According to Audubon Pennsylvania, feeding birds during the winter months is fine, but at other times of the year you run the risk of attracting problem bears. If you do choose to feed songbirds during the summer, avoid foods that are particularly attractive for bears, such as sunflower seeds, hummingbird nectar mixes or suet. Bring feeders inside at night or suspend feeders from high crosswires, so they are at least 10 feet above the ground and away from over-hanging branches.

It should be noted that a regulation prohibiting the feeding of bears went into effect in 2003. The regulation made it unlawful to intentionally "lay or place food, fruit, hay, grain, chemical, salt or other minerals that may cause bears to congregate or habituate an area."

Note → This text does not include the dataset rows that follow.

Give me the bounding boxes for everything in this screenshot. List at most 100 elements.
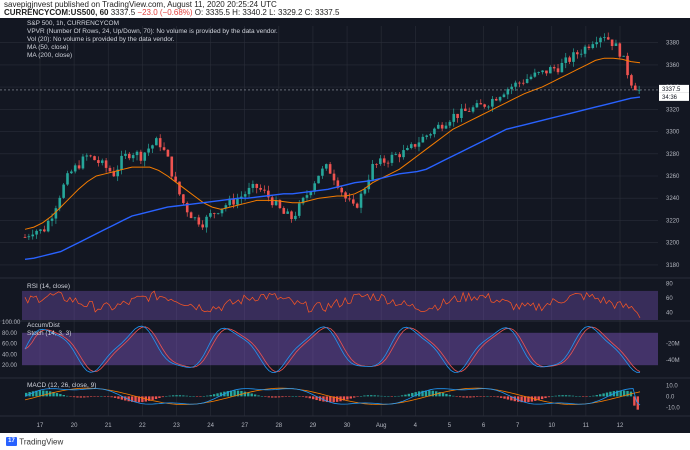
macd-histogram-bar — [588, 396, 592, 397]
candle-body — [108, 167, 112, 172]
time-tick-label: 5 — [448, 423, 452, 429]
candle-body — [529, 76, 533, 79]
price-tick-label: 3200 — [666, 241, 680, 247]
macd-histogram-bar — [96, 396, 100, 397]
candle-body — [483, 104, 486, 107]
candle-body — [618, 43, 622, 57]
candle-body — [344, 192, 347, 199]
macd-label: MACD (12, 26, close, 9) — [27, 382, 97, 389]
candle-body — [274, 200, 278, 206]
macd-histogram-bar — [506, 396, 510, 400]
candle-body — [498, 97, 502, 101]
candle-body — [259, 187, 262, 190]
macd-histogram-bar — [455, 396, 458, 397]
last-price-text: 3337.5 — [110, 8, 136, 17]
chart-svg[interactable]: 17 20 21 22 23 24 27 28 29 30 Aug 4 5 6 7 10 11 12 3180 320… — [0, 18, 690, 433]
macd-histogram-bar — [373, 395, 376, 397]
candle-body — [440, 124, 444, 129]
rsi-label: RSI (14, close) — [27, 283, 70, 290]
macd-histogram-bar — [178, 395, 182, 397]
macd-histogram-bar — [55, 393, 59, 397]
candle-body — [603, 37, 606, 39]
macd-histogram-bar — [298, 396, 301, 397]
macd-histogram-bar — [571, 395, 575, 397]
time-tick-label: 21 — [105, 423, 112, 429]
macd-histogram-bar — [195, 396, 199, 397]
macd-histogram-bar — [551, 396, 554, 397]
candle-body — [591, 44, 595, 49]
macd-histogram-bar — [619, 390, 622, 397]
candle-body — [236, 198, 239, 205]
candle-body — [135, 151, 139, 156]
macd-histogram-bar — [441, 392, 445, 397]
candle-body — [521, 82, 525, 84]
chart-area[interactable]: 17 20 21 22 23 24 27 28 29 30 Aug 4 5 6 7 10 11 12 3180 320… — [0, 18, 690, 433]
ohlc-close: C: 3337.5 — [304, 8, 340, 17]
tradingview-brand[interactable]: TradingView — [19, 437, 64, 447]
stoch-tick-label: 60.00 — [2, 342, 18, 348]
candle-body — [390, 154, 394, 163]
candle-body — [112, 171, 116, 177]
candle-body — [556, 68, 560, 73]
macd-histogram-bar — [312, 396, 315, 400]
candle-body — [50, 218, 54, 221]
candle-body — [216, 213, 220, 215]
macd-histogram-bar — [534, 396, 537, 401]
tradingview-logo-icon[interactable]: 17 — [6, 437, 17, 447]
macd-histogram-bar — [462, 396, 465, 398]
candle-body — [166, 149, 170, 157]
macd-histogram-bar — [342, 396, 346, 401]
legend-vpvr: VPVR (Number Of Rows, 24, Up/Down, 70): … — [27, 28, 278, 35]
candle-body — [278, 200, 282, 209]
candle-body — [143, 152, 147, 161]
candle-body — [375, 163, 378, 165]
candle-body — [313, 183, 316, 192]
macd-histogram-bar — [72, 396, 76, 398]
macd-histogram-bar — [575, 396, 578, 397]
macd-histogram-bar — [274, 396, 277, 398]
candle-body — [541, 70, 544, 73]
candle-body — [43, 229, 46, 232]
candle-body — [630, 75, 633, 86]
candle-body — [352, 199, 355, 204]
macd-histogram-bar — [602, 393, 605, 397]
candle-body — [633, 85, 637, 91]
candle-body — [487, 106, 490, 108]
macd-histogram-bar — [445, 393, 448, 397]
candle-body — [456, 113, 459, 118]
time-tick-label: 24 — [207, 423, 214, 429]
macd-histogram-bar — [366, 395, 370, 397]
macd-histogram-bar — [230, 390, 233, 397]
candle-body — [332, 173, 336, 181]
macd-histogram-bar — [370, 395, 373, 397]
last-price-label: 3337.5 — [662, 87, 681, 93]
macd-histogram-bar — [185, 395, 188, 397]
candle-body — [429, 134, 432, 136]
macd-histogram-bar — [137, 396, 141, 403]
macd-histogram-bar — [199, 396, 202, 397]
candle-body — [35, 230, 38, 235]
candle-body — [324, 164, 328, 169]
candle-body — [131, 155, 135, 159]
candle-body — [178, 181, 181, 195]
rsi-band — [22, 290, 658, 320]
macd-histogram-bar — [424, 390, 428, 397]
candle-body — [97, 160, 100, 163]
candle-body — [340, 187, 344, 193]
time-tick-label: 11 — [583, 423, 590, 429]
macd-histogram-bar — [394, 396, 397, 397]
stoch-tick-label: 80.00 — [2, 331, 18, 337]
price-tick-label: 3260 — [666, 174, 680, 180]
candle-body — [182, 194, 185, 204]
time-tick-label: 30 — [344, 423, 351, 429]
macd-histogram-bar — [540, 396, 544, 400]
candle-body — [270, 197, 274, 206]
macd-histogram-bar — [308, 396, 311, 399]
macd-histogram-bar — [469, 396, 472, 398]
candle-body — [77, 165, 81, 169]
candle-body — [73, 165, 77, 172]
macd-histogram-bar — [349, 396, 352, 399]
candle-body — [576, 52, 579, 55]
macd-histogram-bar — [250, 393, 253, 397]
candle-body — [464, 108, 467, 111]
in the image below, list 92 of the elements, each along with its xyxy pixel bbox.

According to the commission, the intent of this regulation is to reduce human-bear conflicts, not to put a stop to other wildlife feeding or songbird feeding. However, the regulation enables PGC Wildlife Conservation Officers to issue written notices that direct landowners to discontinue songbird and/or other wildlife feeding if bears are being attracted to the area and causing a problem.

We have a population of about 15,000 bears in the Keystone State. Ternent noted that, although they are not strangers to Pennsylvanians, bears are often misunderstood.

Outside noises should be checked, but do not do it on foot with a flashlight. Black bears blend in too well with nighttime surroundings, providing the chance for an unwanted close encounter. Instead, do it cautiously, using outside lights to full advantage and from a safe position, such as an elevated porch or an upstairs window.

"Bears needn't be feared, nor should they be dismissed as harmless. They simply need to be respected," Ternent said.

He stressed that, in the past 25 years, fewer than 15 people have been injured by bears in Pennsylvania. More importantly, there are no known records of a Pennsylvania black bear killing a human.